The weather forecast was for a big storm in the afternoon, and sure enough, I drove right into it about 5pm. My 5pm that is. I hadn’t quite realized I’d crossed a time zone, so it was really their 4pm. Anyway, the sky kept getting darker and uglier, and soon little raindrops turned into sheets of rain, and soon after that we were going 5 mph on our 70 mph freeway. Pretty exciting. By this time I was back in the familiar strip mall beach scene, so I holed up in the Navarre Beach walmart, as good a place as any to ride out a storm.  I had good bbq in a little storefront restaurant. No Applebees. According to my app most of the walmarts along the beach around here do not allow overnights, which is unkind of them.

Wednesday

It was stunningly clear after the storm.  Even the walmart parking lot seemed fresh as the day of creation, as we say down here. I take the slow coast road and just before the causeway to Pensacola I stumble across just my kind of eatin’ place in a little beach strip mall – a hippy/beachy restaurant (the Native Cafe) that has breakfast served by east coast surfer girls, and oh happiness even has wifi! So the day starts well.

I decide to repeat a fun adventure from last time and take the Mobile ferry, that is to say, the ferry across the mouth of the Mobile Bay. The bay is quite large, but the actual mouth is pretty narrow.  So it takes well over an hour to drive down the sand spit to get there, but once there the ferry itself only takes about 25 minutes – from sitting in the parking lot at one end to driving off on the other.

It’s a long drive, and even pristine beachfront gets boring after a while.  That’s my excuse for spacing out and totally missing a crucial jog in my route – I just kept on driving straight down the very straight road when I shoulda zigged right at the light to catch the last bridge off this skinny bit of sand.  Eight miles later the road dead ended and I knew I’d f—ed up. The speed limit around here is 35 mpg, which was just fine on a leisurely cruise to the ferry. But after I hit the dead end I really wanted to punch the accelerator and erase my mistake quickly.  But I had passed the local constable on the way in, so I knew I had to maintain a stately, unhurried 38 mph till I got off his island.  That was a nerve-bending twenty minutes of driving just to get back on track.  slow torture.

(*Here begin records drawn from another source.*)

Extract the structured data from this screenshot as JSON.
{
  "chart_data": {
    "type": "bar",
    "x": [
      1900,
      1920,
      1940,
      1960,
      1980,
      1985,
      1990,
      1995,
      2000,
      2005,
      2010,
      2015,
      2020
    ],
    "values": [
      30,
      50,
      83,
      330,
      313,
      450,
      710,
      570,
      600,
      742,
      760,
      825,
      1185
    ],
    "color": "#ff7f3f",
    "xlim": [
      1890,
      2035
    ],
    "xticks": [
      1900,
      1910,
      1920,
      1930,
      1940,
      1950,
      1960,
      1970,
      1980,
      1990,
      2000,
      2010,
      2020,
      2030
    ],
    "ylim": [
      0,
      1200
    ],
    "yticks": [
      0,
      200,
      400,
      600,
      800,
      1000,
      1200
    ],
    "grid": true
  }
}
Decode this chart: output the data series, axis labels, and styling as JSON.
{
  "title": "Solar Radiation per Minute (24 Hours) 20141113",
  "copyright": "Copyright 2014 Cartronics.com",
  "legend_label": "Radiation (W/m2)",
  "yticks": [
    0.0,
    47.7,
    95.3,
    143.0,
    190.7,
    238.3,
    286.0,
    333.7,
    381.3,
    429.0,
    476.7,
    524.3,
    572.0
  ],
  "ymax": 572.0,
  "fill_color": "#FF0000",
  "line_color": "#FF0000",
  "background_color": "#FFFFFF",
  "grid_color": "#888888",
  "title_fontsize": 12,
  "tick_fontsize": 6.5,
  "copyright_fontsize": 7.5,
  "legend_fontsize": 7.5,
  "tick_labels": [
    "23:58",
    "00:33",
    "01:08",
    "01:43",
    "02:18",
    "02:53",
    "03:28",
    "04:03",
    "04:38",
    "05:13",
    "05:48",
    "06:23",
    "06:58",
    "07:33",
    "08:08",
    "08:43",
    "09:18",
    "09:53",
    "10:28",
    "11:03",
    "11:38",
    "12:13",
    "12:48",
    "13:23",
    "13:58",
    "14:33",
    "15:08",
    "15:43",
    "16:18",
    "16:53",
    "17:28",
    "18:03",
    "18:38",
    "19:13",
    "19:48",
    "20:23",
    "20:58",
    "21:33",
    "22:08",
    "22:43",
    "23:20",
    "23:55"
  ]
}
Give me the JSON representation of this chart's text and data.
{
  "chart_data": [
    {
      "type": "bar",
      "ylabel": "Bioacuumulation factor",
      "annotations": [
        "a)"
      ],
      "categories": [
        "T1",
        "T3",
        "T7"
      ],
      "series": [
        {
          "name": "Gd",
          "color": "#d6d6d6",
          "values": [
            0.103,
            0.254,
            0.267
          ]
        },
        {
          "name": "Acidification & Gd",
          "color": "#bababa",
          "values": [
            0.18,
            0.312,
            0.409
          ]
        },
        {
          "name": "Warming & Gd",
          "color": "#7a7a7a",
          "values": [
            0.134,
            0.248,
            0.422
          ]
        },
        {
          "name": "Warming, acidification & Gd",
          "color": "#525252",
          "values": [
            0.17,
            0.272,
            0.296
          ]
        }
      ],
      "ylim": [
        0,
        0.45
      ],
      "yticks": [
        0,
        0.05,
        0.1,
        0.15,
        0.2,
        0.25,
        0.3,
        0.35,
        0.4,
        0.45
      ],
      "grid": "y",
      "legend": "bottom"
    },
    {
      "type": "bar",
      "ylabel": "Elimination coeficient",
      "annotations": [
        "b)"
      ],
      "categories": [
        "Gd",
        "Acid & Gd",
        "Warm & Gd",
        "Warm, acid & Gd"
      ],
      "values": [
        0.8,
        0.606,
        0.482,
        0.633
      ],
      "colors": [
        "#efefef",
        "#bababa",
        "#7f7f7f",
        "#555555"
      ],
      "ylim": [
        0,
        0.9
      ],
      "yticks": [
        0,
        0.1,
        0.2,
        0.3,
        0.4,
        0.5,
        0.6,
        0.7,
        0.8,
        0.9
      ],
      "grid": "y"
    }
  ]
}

So… you guessed it, I missed my ferry again. I did calm myself down and managed to do a good thing with the unwanted gift of two-ish extra hours on this side of the bay. I spent an hour on a little loop hike at a wildlife refuge and was feeling almost cheery again by ferry time.  The ferry loads right next to Civil War vintage Fort Morgan at the tip on the east side, then it lets you out right next to Civil War vintage Fort Dauphin on the west side.  Actually It is Fort Gaines on Dauphin Island, but I prefer Fort Dauphin.  Unlike the clever sand fort back in Norh Carolina, these are both stone forts that didn’t stand a chance against the new rifled barrel cannons the Union brought against them, so Mobile was out of the action very early in the war.

As is my wont, I dawdled around the Fort Dauphin side so that I ended up having to rocket down I-10 at sunset to make the campground (called Big Biloxi) outside Gulfport. The good news is that is was a very pretty sunset, and a wide open interstate is a pretty good place to watch a sunset … except of course for the bad news that you are admiring it driving 78 mph!